Flow Cytometry: A Novel Approach for Indirect Assessment of Protamine Deficiency by CMA3 Staining, Taking into Account the Presence of M540 or Apoptotic Bodies

Abstract

Background: Chromomycin A3 (CMA3) staining, either by the slide method or fluorescence microscopy, is widely used for indirect assessment of protamine deficiency in a semen sample. Flow cytometry is the most suitable tool to improve assessment accuracy, both in terms of statistical analysis and for prevention of observer variation. This study provides a simple procedure to account for merocyanine 540 (M540) or apoptotic bodies, which result in underestimation of the percentage of CMA3 positivity, by using propidium iodide (PI) staining. Therefore, this study aims to evaluate the percentage of CMA3 by PI staining to exclude M540 bodies that prevent underestimation of CMA3 staining.

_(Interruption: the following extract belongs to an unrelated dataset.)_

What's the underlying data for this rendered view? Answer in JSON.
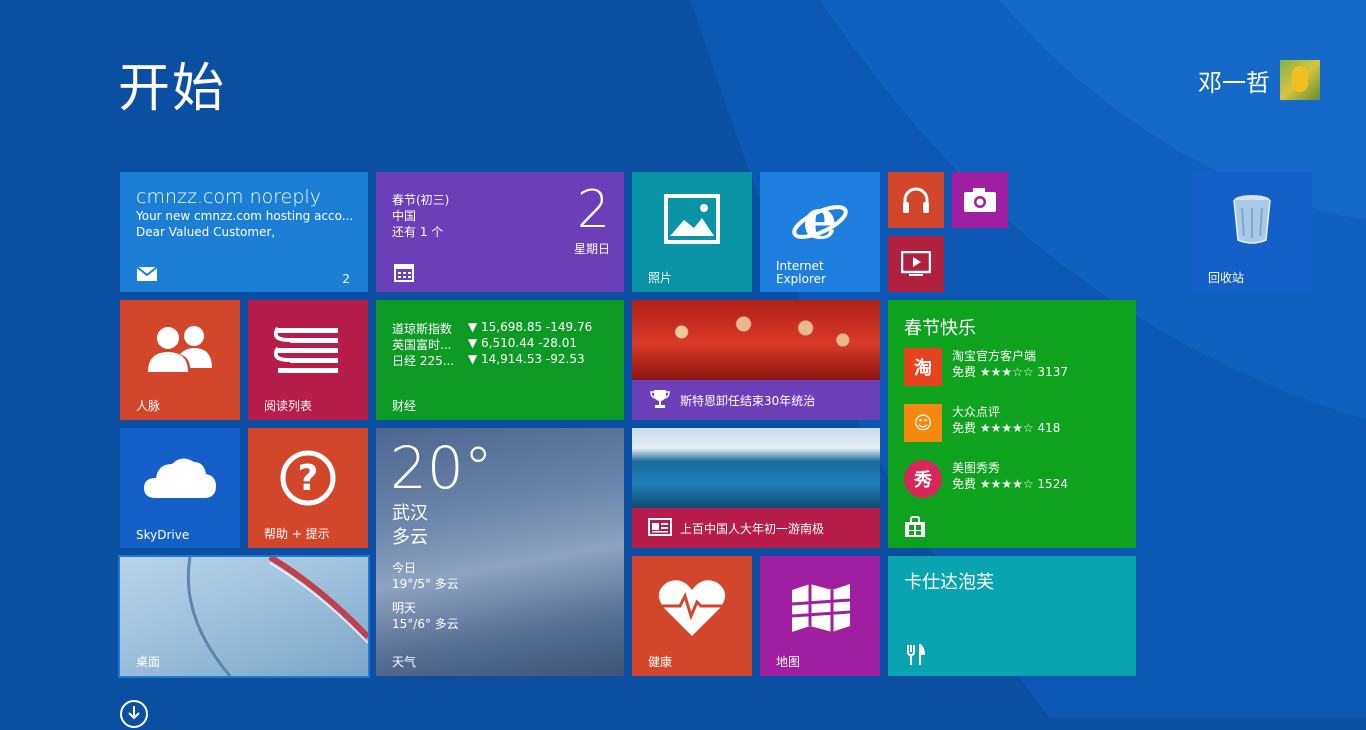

Materials and methods: This study is an experimental study. Semen samples collected from 104 infertile men who referred to the Andrology Unit of the Isfahan Fertility and Infertility Center were initially assessed according to World Health Organization (WHO) criteria. Samples were washed twice with Ham's. Each sample was divided into two portions, a control and the other processed for density gradient centrifugation (DGC). Each portion was assessed for CMA3 staining by both the slide and flow cytometry methods. Coefficients of correlation and student t-test were carried out using the Statistical Package for the Social Studies (SPSS 11.5).

Results: Detection of CMA3 staining was more appropriate with fluorescence detector 3 (FL-3) rather than fluorescence detector 2 (FL-2) in the evaluation of protamine deficiency to exclude M540 bodies.

Conclusion: This study, for the first time, provides the basis for assessment of CMA3 staining for flow cytometry. However, since the maximum excitation for CMA3 is not covered by the 488 nm laser, we recommend further experimentation using a flow cytometer with optimal excitation.

Keywords: Flow Cytometry; Merocyanine; Protamine; Sperm.

Fig 1

(A) Dot plot of M540 versus Yo-Pro-1 staining and (B) PI histogram in a semen sample. (C). Correlation between the percentage of PI negative cells and M540 positive/ Yo-Pro-1 negative. (D) Dot plot of M540 versus Yo-Pro-1 staining and (E) PI histogram in a processed sample by DGC. (F) Comparison of the percentage of PI negative cells and M540 positive/ Yo-Pro-1 negative before and after processing. Common letters are significantly different at p<0.05.

Fig 2

Comparison of the percentage of sperm with CMA3 positivity by fluorescence microscopy and flow cytometry using fluorescence detectors 2 or 3 (FL-2 and FL-3) in semen and DGC. Common letters are significantly different at p<0.05.

Fig 3

Correlations of the percentage of CMA3 positivity assessed by fluorescence microscopy and flow cytometry using fluorescence detector 2 or 3 (FL-2 and FL-3).

Fig 4

Comparison of the percentage of sperm with CMA3 positivity between the slide method and flow cytometry using fluorescence detectors 2 or 3 (FL-2 and FL-3). Common letters are significantly different at p<0.05.